Sia chiaro, tra i cattolici moderati il nome di Marini, uno dei fondatori del Pd (di cui pure, se non ricordo male, ne avversò la nascita fino alla fine) era uno dei migliori in circolazione. Quello che proprio non ha funzionato è il modo con cui questa candidatura è nata. È chiaro a tutti ormai che il popolo del centrosinistra non vuole alcun accordo con Berlusconi. Per fortuna una buona parte dei parlamentari del Pd, quelli che hanno saputo intercettare i forti malumori della base, hanno dichiarato, con lealtà, senza approfittare del segreto dell’urna, che non avrebbero seguito le indicazioni di partito e avrebbero votato per Stefano Rodotà, costituzionalista di grande fama, autenticamente di sinistra, fiero avversario del berlusconismo e da anni impegnato a favore della moralizzazione della vita pubblica. A capirlo, per fortuna, non sono stati solo Renzi e i suoi seguaci. I mal di pancia sono molto più estesi se guardiamo i numeri della prima votazione.

È la fine di un’epoca probabilmente. Questi inciuci non si possono più fare e, soprattutto, Bersani dovrebbe aver capito che un successivo accordo politico con il centrodestra, sia pure sotto forma di governo del presidente, sarebbe abortito prima di nascere.
Ora le tre forze tradizionali, scelta Civica, Pdl e Pd (soprattutto il Pd) si leccano le ferite e in attesa di nuovi sviluppi inseriranno anche nel terzo scrutinio di domani la scheda bianca nell’urna. Leggo che sono in attesa del quarto scrutinio, in programma domani pomeriggio, per approfittare dell’abbassamento del quorum e insistere sul nome di Marini.

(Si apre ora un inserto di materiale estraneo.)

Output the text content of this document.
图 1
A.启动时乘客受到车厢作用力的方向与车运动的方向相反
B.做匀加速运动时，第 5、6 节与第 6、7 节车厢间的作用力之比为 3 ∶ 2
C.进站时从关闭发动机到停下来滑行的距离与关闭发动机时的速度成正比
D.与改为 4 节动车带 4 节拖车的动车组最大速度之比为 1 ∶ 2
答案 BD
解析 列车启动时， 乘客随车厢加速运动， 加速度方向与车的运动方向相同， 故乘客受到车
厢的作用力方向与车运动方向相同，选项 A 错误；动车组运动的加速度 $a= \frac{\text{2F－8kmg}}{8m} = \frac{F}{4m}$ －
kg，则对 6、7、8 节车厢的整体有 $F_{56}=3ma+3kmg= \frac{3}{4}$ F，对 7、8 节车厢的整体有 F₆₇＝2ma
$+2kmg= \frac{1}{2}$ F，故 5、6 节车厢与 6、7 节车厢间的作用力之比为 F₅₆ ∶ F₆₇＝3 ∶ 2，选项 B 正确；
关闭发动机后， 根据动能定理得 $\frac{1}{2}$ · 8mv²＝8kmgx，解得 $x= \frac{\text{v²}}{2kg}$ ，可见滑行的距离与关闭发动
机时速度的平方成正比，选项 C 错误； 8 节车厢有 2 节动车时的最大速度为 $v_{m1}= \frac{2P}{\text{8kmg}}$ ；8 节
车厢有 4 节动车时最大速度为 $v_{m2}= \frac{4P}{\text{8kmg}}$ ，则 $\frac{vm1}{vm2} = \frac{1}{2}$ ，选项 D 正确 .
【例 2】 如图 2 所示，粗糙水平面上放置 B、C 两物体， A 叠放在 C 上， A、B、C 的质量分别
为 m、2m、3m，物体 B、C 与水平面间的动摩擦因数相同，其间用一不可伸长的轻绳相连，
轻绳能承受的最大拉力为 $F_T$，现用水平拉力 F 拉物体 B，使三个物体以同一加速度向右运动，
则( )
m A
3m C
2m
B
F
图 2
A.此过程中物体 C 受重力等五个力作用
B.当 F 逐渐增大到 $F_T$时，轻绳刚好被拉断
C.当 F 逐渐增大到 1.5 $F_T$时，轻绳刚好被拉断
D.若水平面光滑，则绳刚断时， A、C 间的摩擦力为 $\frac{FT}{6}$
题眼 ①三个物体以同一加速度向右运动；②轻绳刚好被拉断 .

Io chiedo al Pd di abbandonare questa opzione, un vero suicidio politico, e di fare finalmente qualcosa di sinistra, abbandoni la strada intrapresa con l’abbraccio mortale a Berlusconi e dichiari formalmente che non può esserci alcuna possibilità di accordo col centrodestra.
Quando parlo di sinistra, in questo caso, non mi riferisco all’elezione di un presidente di sinistra. Il Presidente della Repubblica deve essere uomo (o donna) garante dell’unità nazionale e della Costituzione. Mi basta quindi che risponda a questi requisiti.. Mi riferisco invece alla capacità della classe dirigente di ascoltare gli umori dei cittadini, a cominciare da quelli della propria base, mediando le spinte dal basso con gesti che servano a tutto il Paese.
Insomma, si converga prima del quarto scrutinio sul nome di Stefano Rodotà, può essere davvero il presidente di tutti gli italiani. Il Pd esca dal fortino in cui si è rintanato, scenda dal suo piedistallo, ritrovi la lucidità perduta e la smetta di mostrarsi arrogante. Insomma, non si fa un Presidente della Repubblica solo perché può favorire la nascita di un governo Pd-Pdl. Così non si farebbe il bene degli italiani ma solo il gioco di Berlusconi. Chiedo ai dirigenti del Pd di riflettere bene su quel che fanno. Che la notte porti consiglio.